Le texte a aussitôt soulevé une polémique. Il a choqué certains, comme la sociologue Esther Benbassa, par la brutalité des mots comme «ratonnade» faisant référence aux ratonnades anti-arabes, et «francophobie», utilisé par Alain Finkielkraut pour faire le parallèle avec l'islamophobie et l'antisémitisme. «Cet appel est absurde, il y a eu des victimes blanches, mais faut-il le monter en épingle, ce qui me frappe, c'est cette revendication de la blanchitude», dit-elle, craignant un affrontement entre noirs et blancs «à l'américaine».

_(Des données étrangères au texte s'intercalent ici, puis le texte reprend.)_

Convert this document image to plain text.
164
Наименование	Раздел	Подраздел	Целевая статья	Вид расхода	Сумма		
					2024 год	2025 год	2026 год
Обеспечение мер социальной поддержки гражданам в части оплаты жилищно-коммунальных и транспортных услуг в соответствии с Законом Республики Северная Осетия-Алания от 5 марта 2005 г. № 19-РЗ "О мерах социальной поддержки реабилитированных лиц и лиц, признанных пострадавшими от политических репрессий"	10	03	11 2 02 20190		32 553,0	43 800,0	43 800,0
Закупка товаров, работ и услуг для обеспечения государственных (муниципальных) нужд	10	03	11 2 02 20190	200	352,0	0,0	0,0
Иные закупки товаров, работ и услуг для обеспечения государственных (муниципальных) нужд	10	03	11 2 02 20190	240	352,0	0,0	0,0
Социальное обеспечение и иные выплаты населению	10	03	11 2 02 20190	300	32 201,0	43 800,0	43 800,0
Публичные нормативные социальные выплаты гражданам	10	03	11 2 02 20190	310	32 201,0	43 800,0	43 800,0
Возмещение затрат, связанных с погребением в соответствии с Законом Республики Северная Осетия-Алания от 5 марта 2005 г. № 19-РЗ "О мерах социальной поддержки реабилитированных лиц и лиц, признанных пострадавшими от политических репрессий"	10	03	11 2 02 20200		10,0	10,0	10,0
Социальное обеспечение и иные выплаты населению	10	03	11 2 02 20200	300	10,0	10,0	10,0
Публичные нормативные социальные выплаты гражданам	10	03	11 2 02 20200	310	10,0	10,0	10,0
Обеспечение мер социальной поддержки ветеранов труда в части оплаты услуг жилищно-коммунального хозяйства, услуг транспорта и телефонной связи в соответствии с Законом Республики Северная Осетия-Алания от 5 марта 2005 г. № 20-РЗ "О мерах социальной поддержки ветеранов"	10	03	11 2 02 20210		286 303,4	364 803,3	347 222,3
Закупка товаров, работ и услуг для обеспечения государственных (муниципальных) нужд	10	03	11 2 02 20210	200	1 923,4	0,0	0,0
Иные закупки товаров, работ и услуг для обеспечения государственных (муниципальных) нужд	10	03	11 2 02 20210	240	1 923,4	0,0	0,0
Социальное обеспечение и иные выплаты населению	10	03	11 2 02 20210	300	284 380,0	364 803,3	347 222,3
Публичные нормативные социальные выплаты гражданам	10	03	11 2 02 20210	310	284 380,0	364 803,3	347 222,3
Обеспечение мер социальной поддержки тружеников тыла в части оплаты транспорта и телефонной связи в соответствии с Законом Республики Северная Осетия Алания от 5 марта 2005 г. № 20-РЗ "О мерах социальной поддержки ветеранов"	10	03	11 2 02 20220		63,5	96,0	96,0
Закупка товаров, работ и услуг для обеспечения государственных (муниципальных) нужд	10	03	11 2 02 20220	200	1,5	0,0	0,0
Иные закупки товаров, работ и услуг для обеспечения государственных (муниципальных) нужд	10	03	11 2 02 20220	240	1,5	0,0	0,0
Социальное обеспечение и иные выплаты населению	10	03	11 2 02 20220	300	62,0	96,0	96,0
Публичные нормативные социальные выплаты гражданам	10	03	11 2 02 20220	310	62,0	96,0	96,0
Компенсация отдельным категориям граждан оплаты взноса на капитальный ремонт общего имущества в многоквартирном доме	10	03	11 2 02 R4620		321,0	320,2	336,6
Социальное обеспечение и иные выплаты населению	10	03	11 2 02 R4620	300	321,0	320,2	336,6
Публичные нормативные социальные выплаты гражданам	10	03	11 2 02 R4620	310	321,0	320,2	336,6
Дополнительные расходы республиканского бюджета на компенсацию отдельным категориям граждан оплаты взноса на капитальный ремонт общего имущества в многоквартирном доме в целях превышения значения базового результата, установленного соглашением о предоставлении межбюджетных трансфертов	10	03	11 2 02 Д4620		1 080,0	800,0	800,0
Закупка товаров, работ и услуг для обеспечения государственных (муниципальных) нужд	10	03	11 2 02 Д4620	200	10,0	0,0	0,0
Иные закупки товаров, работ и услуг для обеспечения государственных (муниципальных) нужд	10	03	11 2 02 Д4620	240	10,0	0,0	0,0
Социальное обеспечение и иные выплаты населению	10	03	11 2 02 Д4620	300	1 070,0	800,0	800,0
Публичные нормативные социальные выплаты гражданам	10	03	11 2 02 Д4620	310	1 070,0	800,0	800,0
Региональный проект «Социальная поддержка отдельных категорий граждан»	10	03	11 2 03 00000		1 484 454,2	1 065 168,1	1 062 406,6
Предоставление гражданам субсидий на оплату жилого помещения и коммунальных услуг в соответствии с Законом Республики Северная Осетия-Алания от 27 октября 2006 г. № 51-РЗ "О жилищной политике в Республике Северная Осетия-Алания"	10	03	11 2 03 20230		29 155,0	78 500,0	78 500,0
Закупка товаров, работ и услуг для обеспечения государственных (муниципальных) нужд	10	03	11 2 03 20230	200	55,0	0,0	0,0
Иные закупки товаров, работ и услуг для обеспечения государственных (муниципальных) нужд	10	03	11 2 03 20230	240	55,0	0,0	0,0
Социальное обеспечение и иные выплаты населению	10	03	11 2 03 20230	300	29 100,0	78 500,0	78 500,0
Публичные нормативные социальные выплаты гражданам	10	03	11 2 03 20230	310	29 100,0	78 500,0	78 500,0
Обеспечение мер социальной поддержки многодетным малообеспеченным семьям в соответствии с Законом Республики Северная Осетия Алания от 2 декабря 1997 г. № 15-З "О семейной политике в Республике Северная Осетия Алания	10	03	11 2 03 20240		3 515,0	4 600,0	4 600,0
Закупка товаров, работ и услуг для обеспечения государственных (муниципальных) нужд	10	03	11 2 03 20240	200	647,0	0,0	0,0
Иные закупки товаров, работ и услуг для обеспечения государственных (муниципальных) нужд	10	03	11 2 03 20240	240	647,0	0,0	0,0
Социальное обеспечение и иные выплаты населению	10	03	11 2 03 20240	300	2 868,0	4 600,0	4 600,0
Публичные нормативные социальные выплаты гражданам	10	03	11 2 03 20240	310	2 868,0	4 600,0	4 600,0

Ces violences exercées contre des jeunes lycéens blancs ont frappé les esprits par leur nouveauté, les casseurs s'en prenant, dans les précédentes manifestations, aux vitrines et abribus. Si Yonathan Arfi, président de l'UEJF (Union des étudiants juifs de France) refuse de ne voir dans ces agressions qu'une «revanche scolaire» de jeunes de cités face à des lycéens a priori plus privilégiés, des associations s'interrogent sur le caractère raciste des agressions. Du moins veulent-ils y voir un «racisme social» qui s'explique, sans être justifié, par les discriminations et le racisme dont sont victimes leurs auteurs.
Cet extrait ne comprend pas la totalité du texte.